Passant parfois devant elle, un surprenant animal explorait l'énorme cuve en nageant allégrement — sujet terrestre à coup sûr, comme en témoignait sa structure de quadrupède griffu. Rose et exempte de tout pelage, sa peau impressionnante déroutait l'observateur ; mais un formel renseignement spécifique était fourni par ses yeux, qui sans conteste appartenaient à un chat.
A droite, un objet peu consistant, immergé à une profondeur de cinq décimètres, pendait au bout d'un fil.
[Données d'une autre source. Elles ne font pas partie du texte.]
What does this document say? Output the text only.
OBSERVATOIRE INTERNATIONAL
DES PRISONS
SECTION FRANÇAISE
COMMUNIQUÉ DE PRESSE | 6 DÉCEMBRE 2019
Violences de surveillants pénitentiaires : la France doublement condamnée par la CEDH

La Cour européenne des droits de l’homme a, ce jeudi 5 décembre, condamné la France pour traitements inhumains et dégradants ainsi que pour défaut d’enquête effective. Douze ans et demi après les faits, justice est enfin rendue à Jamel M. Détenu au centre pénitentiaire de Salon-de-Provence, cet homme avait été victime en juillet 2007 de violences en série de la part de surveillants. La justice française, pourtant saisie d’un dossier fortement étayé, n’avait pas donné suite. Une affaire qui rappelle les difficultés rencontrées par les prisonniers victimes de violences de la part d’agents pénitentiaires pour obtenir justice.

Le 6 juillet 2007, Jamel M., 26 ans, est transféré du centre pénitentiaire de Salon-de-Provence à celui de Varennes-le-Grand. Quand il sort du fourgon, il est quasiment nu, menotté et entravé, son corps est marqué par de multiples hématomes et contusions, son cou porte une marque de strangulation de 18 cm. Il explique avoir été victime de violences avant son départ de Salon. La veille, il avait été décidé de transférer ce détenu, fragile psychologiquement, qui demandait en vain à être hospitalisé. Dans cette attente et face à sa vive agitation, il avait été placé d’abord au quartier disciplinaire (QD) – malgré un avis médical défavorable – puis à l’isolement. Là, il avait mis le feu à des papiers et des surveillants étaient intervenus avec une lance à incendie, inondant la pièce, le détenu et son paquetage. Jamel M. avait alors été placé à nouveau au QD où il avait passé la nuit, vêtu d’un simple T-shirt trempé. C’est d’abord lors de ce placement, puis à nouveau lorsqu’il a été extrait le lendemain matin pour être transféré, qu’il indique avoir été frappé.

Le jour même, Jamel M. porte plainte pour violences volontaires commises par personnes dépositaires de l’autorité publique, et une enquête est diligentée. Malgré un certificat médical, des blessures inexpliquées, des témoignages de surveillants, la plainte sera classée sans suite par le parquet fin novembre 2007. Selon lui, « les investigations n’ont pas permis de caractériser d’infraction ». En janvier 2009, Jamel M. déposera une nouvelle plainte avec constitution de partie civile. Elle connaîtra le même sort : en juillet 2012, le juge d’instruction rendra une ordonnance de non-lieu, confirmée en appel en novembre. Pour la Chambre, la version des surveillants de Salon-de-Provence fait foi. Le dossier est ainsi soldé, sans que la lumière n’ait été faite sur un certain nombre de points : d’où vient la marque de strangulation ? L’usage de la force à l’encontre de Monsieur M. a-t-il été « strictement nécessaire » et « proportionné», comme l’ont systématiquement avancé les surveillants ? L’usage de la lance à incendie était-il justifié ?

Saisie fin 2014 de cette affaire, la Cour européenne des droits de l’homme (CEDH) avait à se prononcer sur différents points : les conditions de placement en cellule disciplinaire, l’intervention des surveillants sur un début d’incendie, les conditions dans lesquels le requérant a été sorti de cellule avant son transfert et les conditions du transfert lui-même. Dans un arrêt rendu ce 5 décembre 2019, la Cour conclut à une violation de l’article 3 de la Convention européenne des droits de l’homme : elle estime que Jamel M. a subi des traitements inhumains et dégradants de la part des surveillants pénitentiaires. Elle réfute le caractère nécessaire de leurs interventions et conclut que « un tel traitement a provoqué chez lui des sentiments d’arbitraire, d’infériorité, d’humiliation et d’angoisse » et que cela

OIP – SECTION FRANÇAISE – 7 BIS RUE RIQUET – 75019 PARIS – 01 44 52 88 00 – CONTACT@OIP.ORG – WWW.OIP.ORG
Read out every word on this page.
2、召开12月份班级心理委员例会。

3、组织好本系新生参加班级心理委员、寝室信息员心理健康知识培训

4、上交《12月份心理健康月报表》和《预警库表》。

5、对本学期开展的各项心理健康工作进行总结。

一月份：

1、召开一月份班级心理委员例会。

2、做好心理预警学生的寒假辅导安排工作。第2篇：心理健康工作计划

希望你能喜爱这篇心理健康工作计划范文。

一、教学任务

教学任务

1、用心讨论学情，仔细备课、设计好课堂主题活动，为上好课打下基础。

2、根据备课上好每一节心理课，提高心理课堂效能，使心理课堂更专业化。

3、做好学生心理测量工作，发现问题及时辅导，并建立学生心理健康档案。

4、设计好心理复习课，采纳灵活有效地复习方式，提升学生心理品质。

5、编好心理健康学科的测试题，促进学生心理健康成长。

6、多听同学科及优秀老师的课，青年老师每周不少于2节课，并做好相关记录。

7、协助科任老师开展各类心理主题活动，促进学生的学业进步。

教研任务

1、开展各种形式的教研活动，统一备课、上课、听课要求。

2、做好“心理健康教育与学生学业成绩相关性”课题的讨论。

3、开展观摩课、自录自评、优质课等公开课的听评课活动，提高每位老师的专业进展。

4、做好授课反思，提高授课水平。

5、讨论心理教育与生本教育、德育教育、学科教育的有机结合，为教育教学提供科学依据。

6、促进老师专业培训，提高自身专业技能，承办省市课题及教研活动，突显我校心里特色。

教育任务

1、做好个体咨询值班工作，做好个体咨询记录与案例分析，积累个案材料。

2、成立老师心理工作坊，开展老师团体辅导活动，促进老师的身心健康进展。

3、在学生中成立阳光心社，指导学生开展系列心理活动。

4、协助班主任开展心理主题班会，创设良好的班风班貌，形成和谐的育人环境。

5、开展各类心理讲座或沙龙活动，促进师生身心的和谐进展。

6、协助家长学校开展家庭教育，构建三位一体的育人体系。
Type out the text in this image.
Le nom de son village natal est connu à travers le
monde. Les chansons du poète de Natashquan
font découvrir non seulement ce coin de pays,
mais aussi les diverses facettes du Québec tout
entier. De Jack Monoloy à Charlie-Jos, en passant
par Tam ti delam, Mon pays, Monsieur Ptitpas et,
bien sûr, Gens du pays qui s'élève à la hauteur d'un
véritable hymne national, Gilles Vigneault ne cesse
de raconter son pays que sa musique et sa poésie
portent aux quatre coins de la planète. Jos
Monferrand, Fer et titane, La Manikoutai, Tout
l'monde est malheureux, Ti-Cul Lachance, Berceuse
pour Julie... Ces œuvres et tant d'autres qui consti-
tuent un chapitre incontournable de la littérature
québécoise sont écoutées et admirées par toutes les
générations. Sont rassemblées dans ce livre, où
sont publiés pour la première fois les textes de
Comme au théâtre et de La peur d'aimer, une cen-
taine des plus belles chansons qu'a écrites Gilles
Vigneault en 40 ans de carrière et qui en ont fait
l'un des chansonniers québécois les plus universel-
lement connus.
Ce ne pouvait être que le résidu interne d'une face humaine, sans nul vestige d'éléments osseux, charnels ou cutanés. Sous le cerveau, demeuré intact, les muscles et nerfs développaient de tous côtés leurs réseaux complexes. Grâce à une mince carcasse presque invisible soutenant délicatement ses moindres coins, l'ensemble conservait sa forme originelle, et rien qu'à la configuration de tel plexus on reconnaissait clairement la place des joues, de la bouche ou des yeux. Chaque fibre avait une enveloppe aqueuse rappelant, en plus épais, les fourreaux ténus mis aux cheveux de l'ondine. C'était par trois points périphériques de la carcasse, situés juste sous la cervelle, que le fil, se détriplant dans son extrême portion inférieure, supportait le tout.

Raymond Roussel, Locus Solus, L'imaginaire, pp. 57-59.